Asteroid 2020 QG, which is roughly the same size as a car, came within just 2,000 miles of our planet, making it the closest passing asteroid that experts are aware of. However, it was not until it had made its way past Earth that experts became aware of it.

Paul Chodas, the director of NASA’s Center for Near Earth Object Studies, told Business Insider: “The asteroid approached undetected from the direction of the sun.
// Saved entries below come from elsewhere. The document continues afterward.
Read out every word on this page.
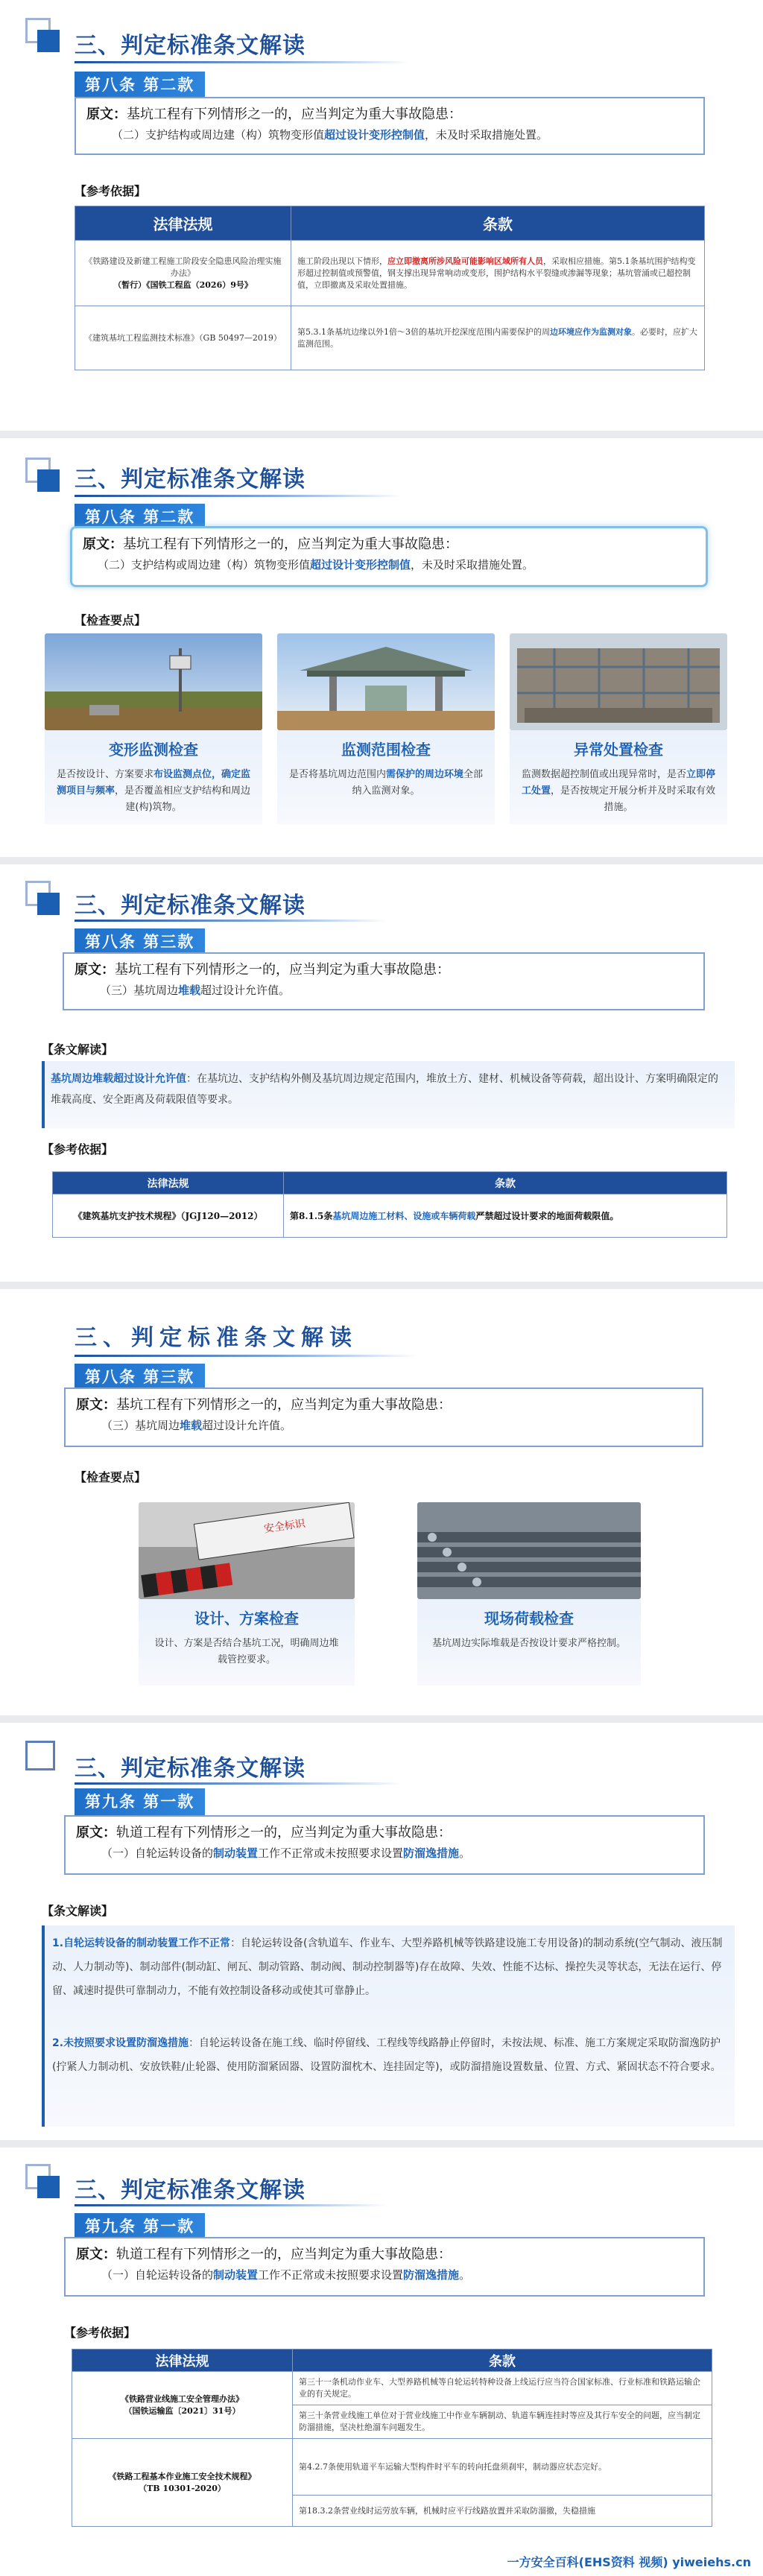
三、判定标准条文解读
第八条 第二款
原文：基坑工程有下列情形之一的，应当判定为重大事故隐患：
（二）支护结构或周边建（构）筑物变形值超过设计变形控制值，未及时采取措施处置。
【参考依据】
法律法规	条款

《铁路建设及新建工程施工阶段安全隐患风险治理实施办法》
（暂行）《国铁工程监（2026）9号》	施工阶段出现以下情形，应立即撤离所涉风险可能影响区域所有人员，采取相应措施。第5.1条基坑围护结构变形超过控制值或预警值，钢支撑出现异常响动或变形，围护结构水平裂缝或渗漏等现象；基坑管涌或已超控制值，立即撤离及采取处置措施。

《建筑基坑工程监测技术标准》（GB 50497—2019）	第5.3.1条基坑边缘以外1倍～3倍的基坑开挖深度范围内需要保护的周边环境应作为监测对象。必要时，应扩大监测范围。
三、判定标准条文解读
第八条 第二款
原文：基坑工程有下列情形之一的，应当判定为重大事故隐患：
（二）支护结构或周边建（构）筑物变形值超过设计变形控制值，未及时采取措施处置。
【检查要点】
变形监测检查
是否按设计、方案要求布设监测点位，确定监测项目与频率，是否覆盖相应支护结构和周边建(构)筑物。
监测范围检查
是否将基坑周边范围内需保护的周边环境全部纳入监测对象。
异常处置检查
监测数据超控制值或出现异常时，是否立即停工处置，是否按规定开展分析并及时采取有效措施。
三、判定标准条文解读
第八条 第三款
原文：基坑工程有下列情形之一的，应当判定为重大事故隐患：
（三）基坑周边堆载超过设计允许值。
【条文解读】
基坑周边堆载超过设计允许值：在基坑边、支护结构外侧及基坑周边规定范围内，堆放土方、建材、机械设备等荷载，超出设计、方案明确限定的堆载高度、安全距离及荷载限值等要求。
【参考依据】
法律法规	条款
《建筑基坑支护技术规程》（JGJ120—2012）	第8.1.5条基坑周边施工材料、设施或车辆荷载严禁超过设计要求的地面荷载限值。
三、判定标准条文解读
第八条 第三款
原文：基坑工程有下列情形之一的，应当判定为重大事故隐患：
（三）基坑周边堆载超过设计允许值。
【检查要点】
安全标识
设计、方案检查
设计、方案是否结合基坑工况，明确周边堆载管控要求。
现场荷载检查
基坑周边实际堆载是否按设计要求严格控制。
三、判定标准条文解读
第九条 第一款
原文：轨道工程有下列情形之一的，应当判定为重大事故隐患：
（一）自轮运转设备的制动装置工作不正常或未按照要求设置防溜逸措施。
【条文解读】
1.自轮运转设备的制动装置工作不正常：自轮运转设备(含轨道车、作业车、大型养路机械等铁路建设施工专用设备)的制动系统(空气制动、液压制动、人力制动等)、制动部件(制动缸、闸瓦、制动管路、制动阀、制动控制器等)存在故障、失效、性能不达标、操控失灵等状态，无法在运行、停留、减速时提供可靠制动力，不能有效控制设备移动或使其可靠静止。
2.未按照要求设置防溜逸措施：自轮运转设备在施工线、临时停留线、工程线等线路静止停留时，未按法规、标准、施工方案规定采取防溜逸防护(拧紧人力制动机、安放铁鞋/止轮器、使用防溜紧固器、设置防溜枕木、连挂固定等)，或防溜措施设置数量、位置、方式、紧固状态不符合要求。
三、判定标准条文解读
第九条 第一款
原文：轨道工程有下列情形之一的，应当判定为重大事故隐患：
（一）自轮运转设备的制动装置工作不正常或未按照要求设置防溜逸措施。
【参考依据】
法律法规	条款

《铁路营业线施工安全管理办法》
（国铁运输监〔2021〕31号）	第三十一条机动作业车、大型养路机械等自轮运转特种设备上线运行应当符合国家标准、行业标准和铁路运输企业的有关规定。
	第三十条营业线施工单位对于营业线施工中作业车辆制动、轨道车辆连挂时等应及其行车安全的问题，应当制定防溜措施，坚决杜绝溜车问题发生。

《铁路工程基本作业施工安全技术规程》
（TB 10301-2020）	第4.2.7条使用轨道平车运输大型构件时平车的转向托盘须刹牢，制动器应状态完好。
	第18.3.2条营业线时运劳放车辆，机械时应平行线路放置并采取防溜撤，失稳措施
一方安全百科(EHS资料 视频) yiweiehs.cn
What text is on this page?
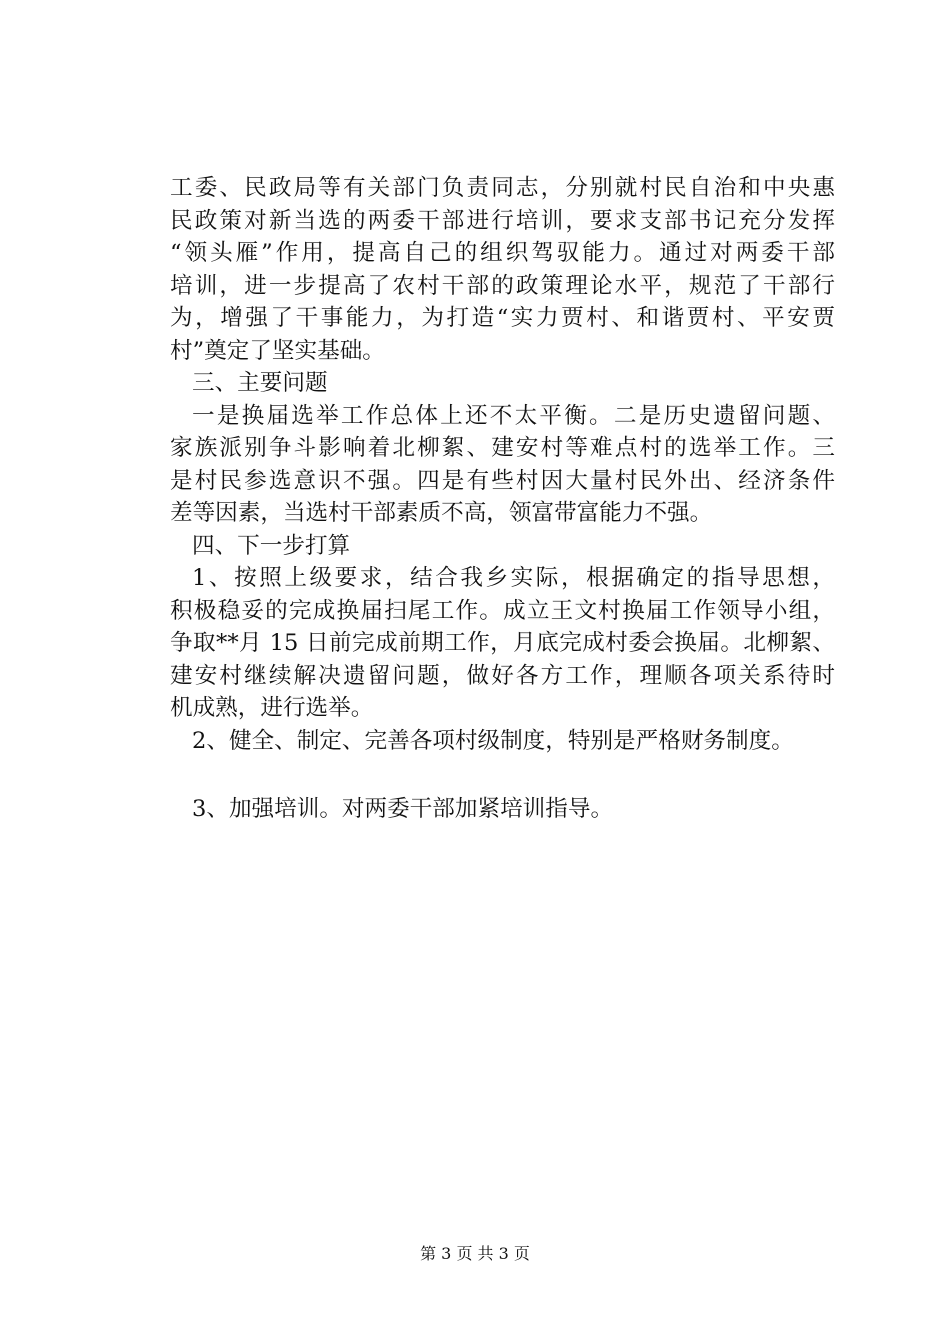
工委、民政局等有关部门负责同志，分别就村民自治和中央惠
民政策对新当选的两委干部进行培训，要求支部书记充分发挥
“领头雁”作用，提高自己的组织驾驭能力。通过对两委干部
培训，进一步提高了农村干部的政策理论水平，规范了干部行
为，增强了干事能力，为打造“实力贾村、和谐贾村、平安贾
村”奠定了坚实基础。
三、主要问题
一是换届选举工作总体上还不太平衡。二是历史遗留问题、
家族派别争斗影响着北柳絮、建安村等难点村的选举工作。三
是村民参选意识不强。四是有些村因大量村民外出、经济条件
差等因素，当选村干部素质不高，领富带富能力不强。
四、下一步打算
1、按照上级要求，结合我乡实际，根据确定的指导思想，
积极稳妥的完成换届扫尾工作。成立王文村换届工作领导小组，
争取**月 15 日前完成前期工作，月底完成村委会换届。北柳絮、
建安村继续解决遗留问题，做好各方工作，理顺各项关系待时
机成熟，进行选举。
2、健全、制定、完善各项村级制度，特别是严格财务制度。
3、加强培训。对两委干部加紧培训指导。
第 3 页 共 3 页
We didn’t see it coming.

“Yesterday’s close approach is closest on record, if you discount a few known asteroids that have actually impacted our planet.”

By comparison, the Moon is an average of 238,855 miles away from Earth so the asteroid came much closer than that.

And 2,000 miles isn’t actually that far – Gibraltar is 1,756 miles away from London, while Rome is 1,433 miles.

And a bit further out, it’s 2,924 miles to Tenerife from London, and 2,032 miles to Corfu, according to website How Far Is It Between.

But even if the asteroid had hit Earth, at around 20 foot in size it would not have posed a threat to life on our planet.

The potential damage it could have caused would have been similar to the Chelyabinsk incident.

In 2013, a 20-metre meteor exploded over Chelyabinsk, Russia, smashing windows and caused injuries to more than 1,000 people.